The Pensions Regulator has published its annual funding statement for occupational defined benefit (“DB“) pension schemes. The statement is relevant for trustees and employers making decisions on scheme funding. It provides wider guidance on covenant monitoring due to the impact of COVID-19 and climate change risks. It highlights the need for employers to provide detailed financial projections to assist trustees in understanding the impact of COVID-19 and in managing future unexpected events.
Aimed at schemes with valuation dates between 22 September 2020 and 21 September 2021 as well as schemes undergoing significant changes that require a review of their funding and risk strategies.
Confirmation that current valuations will be regulated under existing legislation and guidance as the new DB funding code of practice is not expected until late 2022.
- Contingency planning – stress testing or scenario planning for possible future economic environments should be considered particularly for schemes experiencing any continued material impact caused by COVID-19.
- Post-valuation experience – can be considered but where allowance has been made for positive post-valuation experience the expectation is that any material negative post-valuation experience will be considered in future valuations.
- Mortality – uncertainty relating to COVID-19, including that the long-term impacts will take time to emerge, is noted.
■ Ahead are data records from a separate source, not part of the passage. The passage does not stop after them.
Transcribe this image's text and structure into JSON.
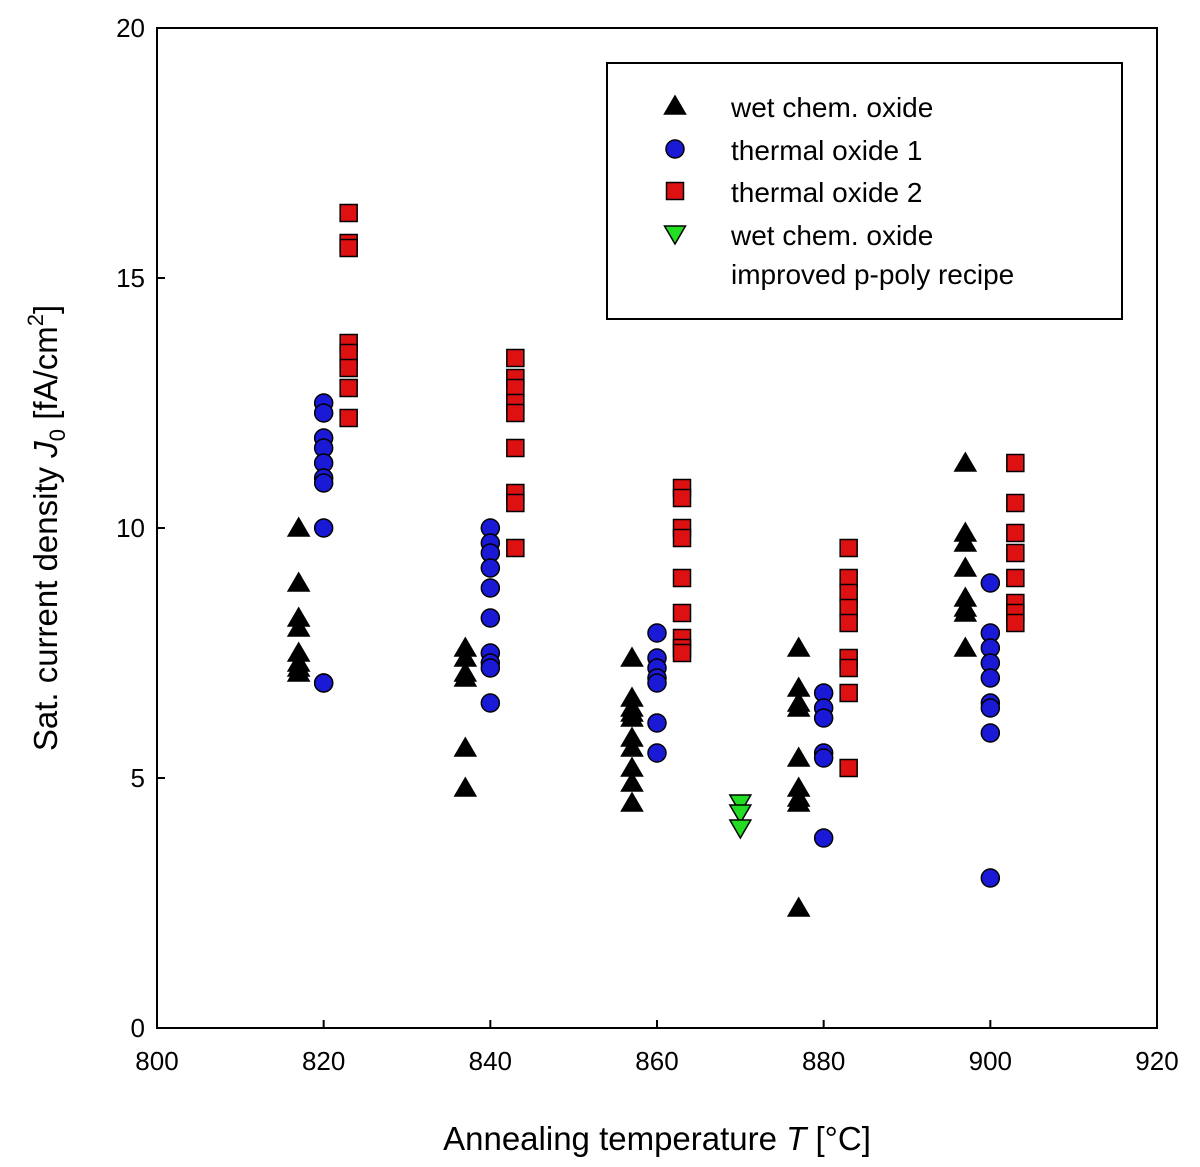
{
  "chart_data": {
    "type": "scatter",
    "title": "",
    "xlabel": {
      "prefix": "Annealing temperature ",
      "var": "T",
      "suffix": " [°C]"
    },
    "ylabel": {
      "prefix": "Sat. current density ",
      "var": "J",
      "sub": "0",
      "unit_pre": " [fA/cm",
      "sup": "2",
      "unit_post": "]"
    },
    "xlim": [
      800,
      920
    ],
    "ylim": [
      0,
      20
    ],
    "xticks": [
      "800",
      "820",
      "840",
      "860",
      "880",
      "900",
      "920"
    ],
    "yticks": [
      "0",
      "5",
      "10",
      "15",
      "20"
    ],
    "grid": false,
    "legend_position": "top-right",
    "series": [
      {
        "name": "wet chem. oxide",
        "marker": "triangle-up",
        "color": "#000000",
        "x": [
          817,
          817,
          817,
          817,
          817,
          817,
          817,
          817,
          837,
          837,
          837,
          837,
          837,
          837,
          857,
          857,
          857,
          857,
          857,
          857,
          857,
          857,
          857,
          857,
          877,
          877,
          877,
          877,
          877,
          877,
          877,
          877,
          877,
          897,
          897,
          897,
          897,
          897,
          897,
          897,
          897
        ],
        "y": [
          10.0,
          8.9,
          8.2,
          8.0,
          7.5,
          7.3,
          7.2,
          7.1,
          7.6,
          7.4,
          7.1,
          7.0,
          5.6,
          4.8,
          7.4,
          6.6,
          6.4,
          6.2,
          5.8,
          5.6,
          5.2,
          4.9,
          4.5,
          6.3,
          7.6,
          6.8,
          6.5,
          6.4,
          5.4,
          4.8,
          4.6,
          4.5,
          2.4,
          11.3,
          9.9,
          9.7,
          9.2,
          8.6,
          8.4,
          8.3,
          7.6
        ]
      },
      {
        "name": "thermal oxide 1",
        "marker": "circle",
        "color": "#1a1ad6",
        "x": [
          820,
          820,
          820,
          820,
          820,
          820,
          820,
          820,
          820,
          820,
          840,
          840,
          840,
          840,
          840,
          840,
          840,
          840,
          840,
          840,
          860,
          860,
          860,
          860,
          860,
          860,
          860,
          880,
          880,
          880,
          880,
          880,
          880,
          900,
          900,
          900,
          900,
          900,
          900,
          900,
          900,
          900
        ],
        "y": [
          12.5,
          12.3,
          11.8,
          11.6,
          11.3,
          11.0,
          10.9,
          10.0,
          6.9,
          6.9,
          10.0,
          9.7,
          9.5,
          9.2,
          8.8,
          8.2,
          7.5,
          7.3,
          7.2,
          6.5,
          7.9,
          7.4,
          7.2,
          7.0,
          6.9,
          6.1,
          5.5,
          6.7,
          6.4,
          6.2,
          5.5,
          5.4,
          3.8,
          8.9,
          7.9,
          7.6,
          7.3,
          7.0,
          6.5,
          6.4,
          5.9,
          3.0
        ]
      },
      {
        "name": "thermal oxide 2",
        "marker": "square",
        "color": "#dd1111",
        "x": [
          823,
          823,
          823,
          823,
          823,
          823,
          823,
          823,
          843,
          843,
          843,
          843,
          843,
          843,
          843,
          843,
          843,
          863,
          863,
          863,
          863,
          863,
          863,
          863,
          863,
          863,
          883,
          883,
          883,
          883,
          883,
          883,
          883,
          883,
          883,
          903,
          903,
          903,
          903,
          903,
          903,
          903,
          903
        ],
        "y": [
          16.3,
          15.7,
          13.7,
          13.5,
          13.2,
          12.8,
          12.2,
          15.6,
          13.4,
          13.0,
          12.8,
          12.5,
          12.3,
          11.6,
          10.7,
          10.5,
          9.6,
          10.8,
          10.6,
          10.0,
          9.8,
          9.0,
          8.3,
          7.8,
          7.6,
          7.5,
          9.6,
          9.0,
          8.7,
          8.4,
          8.1,
          7.4,
          7.2,
          6.7,
          5.2,
          11.3,
          10.5,
          9.9,
          9.5,
          9.0,
          8.5,
          8.3,
          8.1
        ]
      },
      {
        "name": "wet chem. oxide",
        "name_line2": "improved p-poly recipe",
        "marker": "triangle-down",
        "color": "#22dd22",
        "x": [
          870,
          870,
          870
        ],
        "y": [
          4.5,
          4.3,
          4.0
        ]
      }
    ]
  }
}
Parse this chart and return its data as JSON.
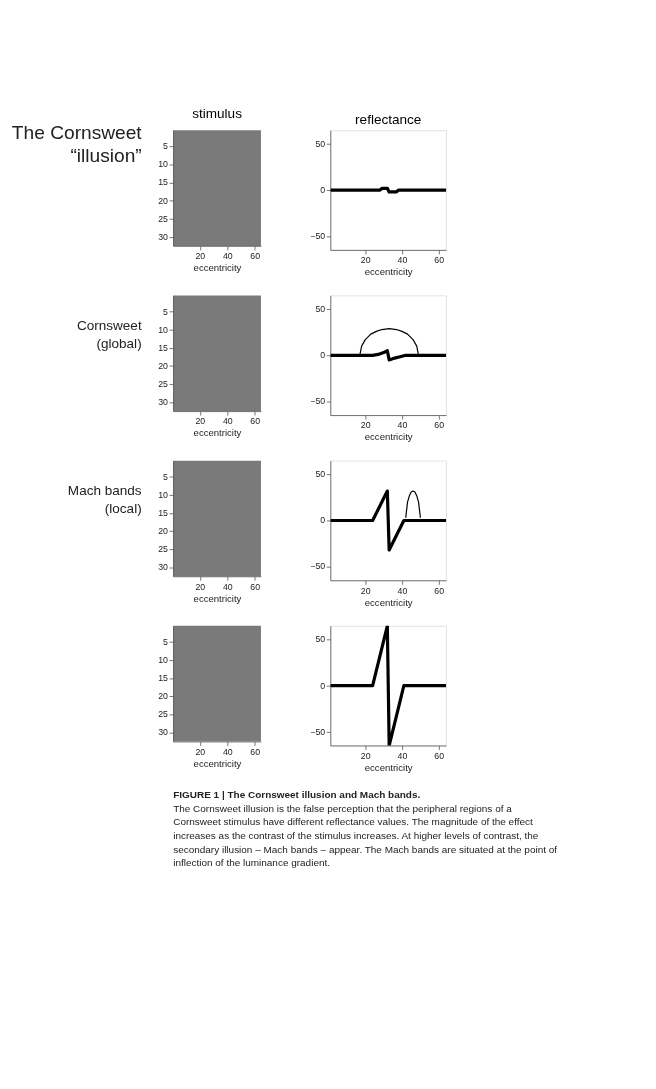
{
  "chart_data": [
    {
      "type": "heatmap",
      "title": "stimulus",
      "ylabel": "The Cornsweet\n“illusion”",
      "xlabel": "eccentricity",
      "xlim": [
        0.5,
        64.5
      ],
      "xticks": [
        20,
        40,
        60
      ],
      "ylim": [
        32.5,
        0.5
      ],
      "yticks": [
        5,
        10,
        15,
        20,
        25,
        30
      ],
      "grid": false
    },
    {
      "type": "line",
      "title": "reflectance",
      "xlabel": "eccentricity",
      "xlim": [
        1,
        64
      ],
      "xticks": [
        20,
        40,
        60
      ],
      "ylim": [
        -65,
        65
      ],
      "yticks": [
        -50,
        0,
        50
      ],
      "grid": false,
      "x": [
        1,
        28,
        29,
        32,
        33,
        37,
        38,
        64
      ],
      "series": [
        {
          "color": "#000000",
          "values": [
            0,
            0,
            2,
            2,
            -2,
            -2,
            0,
            0
          ]
        }
      ]
    },
    {
      "type": "heatmap",
      "ylabel": "Cornsweet\n(global)",
      "xlabel": "eccentricity",
      "xlim": [
        0.5,
        64.5
      ],
      "xticks": [
        20,
        40,
        60
      ],
      "ylim": [
        32.5,
        0.5
      ],
      "yticks": [
        5,
        10,
        15,
        20,
        25,
        30
      ],
      "grid": false
    },
    {
      "type": "line",
      "xlabel": "eccentricity",
      "xlim": [
        1,
        64
      ],
      "xticks": [
        20,
        40,
        60
      ],
      "ylim": [
        -65,
        65
      ],
      "yticks": [
        -50,
        0,
        50
      ],
      "grid": false,
      "x": [
        1,
        24,
        27,
        30,
        32,
        33,
        36,
        40,
        42,
        64
      ],
      "series": [
        {
          "color": "#000000",
          "values": [
            0,
            0,
            1,
            3,
            5,
            -5,
            -3,
            -1,
            0,
            0
          ]
        },
        {
          "color": "#000000",
          "x": [
            17,
            18,
            20,
            23,
            26,
            29,
            33,
            37,
            40,
            43,
            46,
            48,
            49
          ],
          "values": [
            0,
            10,
            17,
            23,
            26,
            28,
            29,
            28,
            26,
            23,
            17,
            10,
            0
          ]
        }
      ]
    },
    {
      "type": "heatmap",
      "ylabel": "Mach bands\n(local)",
      "xlabel": "eccentricity",
      "xlim": [
        0.5,
        64.5
      ],
      "xticks": [
        20,
        40,
        60
      ],
      "ylim": [
        32.5,
        0.5
      ],
      "yticks": [
        5,
        10,
        15,
        20,
        25,
        30
      ],
      "grid": false
    },
    {
      "type": "line",
      "xlabel": "eccentricity",
      "xlim": [
        1,
        64
      ],
      "xticks": [
        20,
        40,
        60
      ],
      "ylim": [
        -65,
        65
      ],
      "yticks": [
        -50,
        0,
        50
      ],
      "grid": false,
      "x": [
        1,
        24,
        32,
        33,
        41,
        64
      ],
      "series": [
        {
          "color": "#000000",
          "values": [
            0,
            0,
            32,
            -32,
            0,
            0
          ]
        },
        {
          "color": "#000000",
          "x": [
            42,
            43,
            44,
            45,
            46,
            47,
            48,
            49,
            50
          ],
          "values": [
            3,
            20,
            27,
            31,
            32,
            31,
            27,
            20,
            3
          ]
        }
      ]
    },
    {
      "type": "heatmap",
      "xlabel": "eccentricity",
      "xlim": [
        0.5,
        64.5
      ],
      "xticks": [
        20,
        40,
        60
      ],
      "ylim": [
        32.5,
        0.5
      ],
      "yticks": [
        5,
        10,
        15,
        20,
        25,
        30
      ],
      "grid": false
    },
    {
      "type": "line",
      "xlabel": "eccentricity",
      "xlim": [
        1,
        64
      ],
      "xticks": [
        20,
        40,
        60
      ],
      "ylim": [
        -65,
        65
      ],
      "yticks": [
        -50,
        0,
        50
      ],
      "grid": false,
      "x": [
        1,
        24,
        32,
        33,
        41,
        64
      ],
      "series": [
        {
          "color": "#000000",
          "values": [
            0,
            0,
            65,
            -65,
            0,
            0
          ]
        }
      ],
      "annotations": [
        "FIGURE 1 | The Cornsweet illusion and Mach bands.",
        "The Cornsweet illusion is the false perception that the peripheral regions of a Cornsweet stimulus have different reflectance values. The magnitude of the effect increases as the contrast of the stimulus increases. At higher levels of contrast, the secondary illusion – Mach bands – appear. The Mach bands are situated at the point of inflection of the luminance gradient."
      ]
    }
  ]
}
If the decision is made to materially weaken existing mortality assumptions trustees should consider putting in place monitoring and contingency plans if those revised assumptions are not met in practice.
- Affordability and deficit recovery contributions – where employers continue to request liquidity support through reduced contributions, trustees are expected to obtain suitable mitigations which, could include; all dividends to stop, equitable treatment of the scheme with other creditors and covenant enhancing measures i.e. security or guarantees.
- Managing risk, including climate risks – continued focus on integrated risk management (IRM) of the employer’s covenant, investment risks and scheme’s funding plans. The impact of climate change on IRM should be proactively considered. The Regulator will be looking at disclosures in the statement of investment principles and implementation statement to monitor climate change activity.
- Corporate activity – based on the expectation that there will be an increase in corporate activity as the recovery from COVID-19 progresses, trustees should be prepared and ready to act. To facilitate this, employers are expected to inform trustees early and to keep them informed. Employers should also note that trustees are expected to take a rigorous approach and to negotiate mitigation where relevant whether a valuation is underway or not.
While the Regulator is clearly sympathetic to the challenges posed to employers and trustees by COVID-19, there is a clear expectation to address these, and the climate change obligations, through clear and measurable contingency plans.